The fact that they have to make changes to their system in order to not have useless crap appear at the top of the results tells us something: either people are searching for crap or the portion of the web Googlebot is crawling is full of crap.

No, it means the ranking algorithm is evaluating the results wrongly. Which is what they're trying to fix.

With respect to the later idea, the search engine may in fact be contributing to it by encouraging more crap to be created, because it easily percolates to the top of their "intelligent" results and users blindly click on result #1. And no doubt many users see these results as equivalent to "the web". Whatever Google returns, to them, that's "the web".

But that's the point, isn't it? It shouldn't easily percolate to the top. That's what their algorithms are for. If it does, they need to be fixed.

Are you evaluating search results, or websites?

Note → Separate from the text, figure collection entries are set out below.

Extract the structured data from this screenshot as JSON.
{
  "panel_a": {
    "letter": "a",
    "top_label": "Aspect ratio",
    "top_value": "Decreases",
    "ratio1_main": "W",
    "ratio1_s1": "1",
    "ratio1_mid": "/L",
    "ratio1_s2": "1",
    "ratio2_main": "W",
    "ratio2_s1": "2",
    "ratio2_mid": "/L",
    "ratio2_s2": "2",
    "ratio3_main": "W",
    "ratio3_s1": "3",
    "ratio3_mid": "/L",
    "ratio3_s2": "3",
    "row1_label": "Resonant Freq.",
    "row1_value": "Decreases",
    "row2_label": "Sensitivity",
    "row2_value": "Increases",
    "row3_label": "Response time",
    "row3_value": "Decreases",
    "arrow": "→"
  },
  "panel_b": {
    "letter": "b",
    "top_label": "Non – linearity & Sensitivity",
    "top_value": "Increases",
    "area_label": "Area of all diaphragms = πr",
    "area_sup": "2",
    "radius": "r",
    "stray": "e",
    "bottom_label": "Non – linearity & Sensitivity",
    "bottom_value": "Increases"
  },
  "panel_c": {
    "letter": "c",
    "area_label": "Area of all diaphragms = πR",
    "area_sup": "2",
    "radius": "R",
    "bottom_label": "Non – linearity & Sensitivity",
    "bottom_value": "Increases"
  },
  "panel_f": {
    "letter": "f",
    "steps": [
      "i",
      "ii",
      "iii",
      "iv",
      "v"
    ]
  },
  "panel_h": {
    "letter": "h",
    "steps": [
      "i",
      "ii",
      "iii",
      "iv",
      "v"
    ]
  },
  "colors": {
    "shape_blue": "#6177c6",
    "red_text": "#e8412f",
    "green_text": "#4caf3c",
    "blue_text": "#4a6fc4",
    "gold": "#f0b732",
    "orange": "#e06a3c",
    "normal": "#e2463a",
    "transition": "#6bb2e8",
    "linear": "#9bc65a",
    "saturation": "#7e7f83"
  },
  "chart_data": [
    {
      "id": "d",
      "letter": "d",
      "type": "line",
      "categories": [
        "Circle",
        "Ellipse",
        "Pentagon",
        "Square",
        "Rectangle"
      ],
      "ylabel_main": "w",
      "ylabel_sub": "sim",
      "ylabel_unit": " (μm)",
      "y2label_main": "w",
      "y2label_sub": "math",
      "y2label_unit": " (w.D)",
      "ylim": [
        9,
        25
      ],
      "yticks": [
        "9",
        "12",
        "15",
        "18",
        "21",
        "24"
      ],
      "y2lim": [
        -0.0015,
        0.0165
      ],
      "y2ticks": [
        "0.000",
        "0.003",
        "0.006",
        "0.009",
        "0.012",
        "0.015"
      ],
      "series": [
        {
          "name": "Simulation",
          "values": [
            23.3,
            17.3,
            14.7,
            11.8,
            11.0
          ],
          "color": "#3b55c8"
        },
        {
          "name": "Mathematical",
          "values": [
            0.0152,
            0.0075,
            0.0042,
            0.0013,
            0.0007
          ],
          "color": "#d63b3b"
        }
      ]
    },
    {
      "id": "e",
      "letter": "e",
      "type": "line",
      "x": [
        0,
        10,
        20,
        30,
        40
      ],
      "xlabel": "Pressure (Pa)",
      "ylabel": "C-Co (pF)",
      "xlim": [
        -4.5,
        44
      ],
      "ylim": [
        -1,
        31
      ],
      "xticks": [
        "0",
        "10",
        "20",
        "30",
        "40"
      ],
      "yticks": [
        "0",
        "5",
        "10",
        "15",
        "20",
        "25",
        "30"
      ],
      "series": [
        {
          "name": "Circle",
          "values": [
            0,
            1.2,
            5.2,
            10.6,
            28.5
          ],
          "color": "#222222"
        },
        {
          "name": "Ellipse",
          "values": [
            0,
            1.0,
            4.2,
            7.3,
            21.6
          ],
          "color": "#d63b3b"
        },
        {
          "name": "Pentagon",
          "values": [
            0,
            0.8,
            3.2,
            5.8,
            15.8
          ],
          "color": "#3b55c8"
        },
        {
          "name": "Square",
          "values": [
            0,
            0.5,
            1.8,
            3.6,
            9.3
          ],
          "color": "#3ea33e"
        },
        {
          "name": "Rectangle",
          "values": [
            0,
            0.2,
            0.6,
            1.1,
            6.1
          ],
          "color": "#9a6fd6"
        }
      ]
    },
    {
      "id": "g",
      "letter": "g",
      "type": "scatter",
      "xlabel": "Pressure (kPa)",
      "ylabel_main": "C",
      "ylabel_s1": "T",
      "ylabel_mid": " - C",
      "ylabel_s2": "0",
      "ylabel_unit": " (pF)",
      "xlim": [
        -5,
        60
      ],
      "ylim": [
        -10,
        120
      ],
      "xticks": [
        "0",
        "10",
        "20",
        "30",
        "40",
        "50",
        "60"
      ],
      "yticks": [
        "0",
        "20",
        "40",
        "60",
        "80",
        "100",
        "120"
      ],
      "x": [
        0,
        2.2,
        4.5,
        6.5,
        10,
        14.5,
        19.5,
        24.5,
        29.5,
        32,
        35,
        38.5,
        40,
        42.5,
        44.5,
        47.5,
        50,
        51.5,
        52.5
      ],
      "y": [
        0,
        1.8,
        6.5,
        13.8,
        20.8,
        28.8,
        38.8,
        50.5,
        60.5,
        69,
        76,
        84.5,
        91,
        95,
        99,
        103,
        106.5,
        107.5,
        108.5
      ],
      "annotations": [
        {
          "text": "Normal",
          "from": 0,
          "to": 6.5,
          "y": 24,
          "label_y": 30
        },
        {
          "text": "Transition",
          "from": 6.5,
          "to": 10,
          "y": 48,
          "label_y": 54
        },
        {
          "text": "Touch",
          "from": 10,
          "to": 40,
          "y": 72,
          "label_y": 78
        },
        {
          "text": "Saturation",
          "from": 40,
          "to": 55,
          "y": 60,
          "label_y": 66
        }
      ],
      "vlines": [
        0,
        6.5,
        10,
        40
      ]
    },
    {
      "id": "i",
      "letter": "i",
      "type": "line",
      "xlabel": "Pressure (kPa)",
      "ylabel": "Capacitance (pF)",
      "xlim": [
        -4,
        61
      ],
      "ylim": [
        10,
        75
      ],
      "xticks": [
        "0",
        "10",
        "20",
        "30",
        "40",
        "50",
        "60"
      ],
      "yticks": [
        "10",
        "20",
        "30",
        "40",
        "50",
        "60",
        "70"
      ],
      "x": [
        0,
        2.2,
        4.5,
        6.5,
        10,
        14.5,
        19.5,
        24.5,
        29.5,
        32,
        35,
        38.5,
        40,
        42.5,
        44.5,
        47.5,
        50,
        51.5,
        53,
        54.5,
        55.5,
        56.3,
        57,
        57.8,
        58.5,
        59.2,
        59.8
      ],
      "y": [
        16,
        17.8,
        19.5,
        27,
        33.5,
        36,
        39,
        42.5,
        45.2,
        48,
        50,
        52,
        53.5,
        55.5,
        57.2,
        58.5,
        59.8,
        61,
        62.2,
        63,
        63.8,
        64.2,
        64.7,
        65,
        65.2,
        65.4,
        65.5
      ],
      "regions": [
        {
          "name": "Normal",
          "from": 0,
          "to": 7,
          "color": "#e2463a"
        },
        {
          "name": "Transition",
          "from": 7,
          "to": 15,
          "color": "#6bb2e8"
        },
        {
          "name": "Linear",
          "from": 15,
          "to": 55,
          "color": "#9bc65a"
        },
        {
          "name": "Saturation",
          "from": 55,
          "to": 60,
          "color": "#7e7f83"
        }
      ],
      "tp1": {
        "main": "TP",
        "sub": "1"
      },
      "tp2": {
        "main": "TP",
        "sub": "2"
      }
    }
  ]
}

I'm evaluating websites, individually. Because that is what the web is. To me, Google is not the web. Google might give me some clues about some sites. They do an enormous amount of grunt work crawling them.

But it's up to me to do the final evaluation. To decide whether a site is useful or whether it is crap.

I don't get what you mean by "Google being the web". Of course the final evaluation is up to the user. But if Google can rank the results more like you would, you're wasting less time clicking through the crap to get what you want.

And there are other ways to discover websites besides using Google. How do you think Google learns about existing and new websites? Voluntary disclosure by the webmasters?

Actually, they do that too. But mostly by painstakingly loading every link recursively, something which is obviously impossible for a person to do unless they want to be limited to 0.0...01% of the web.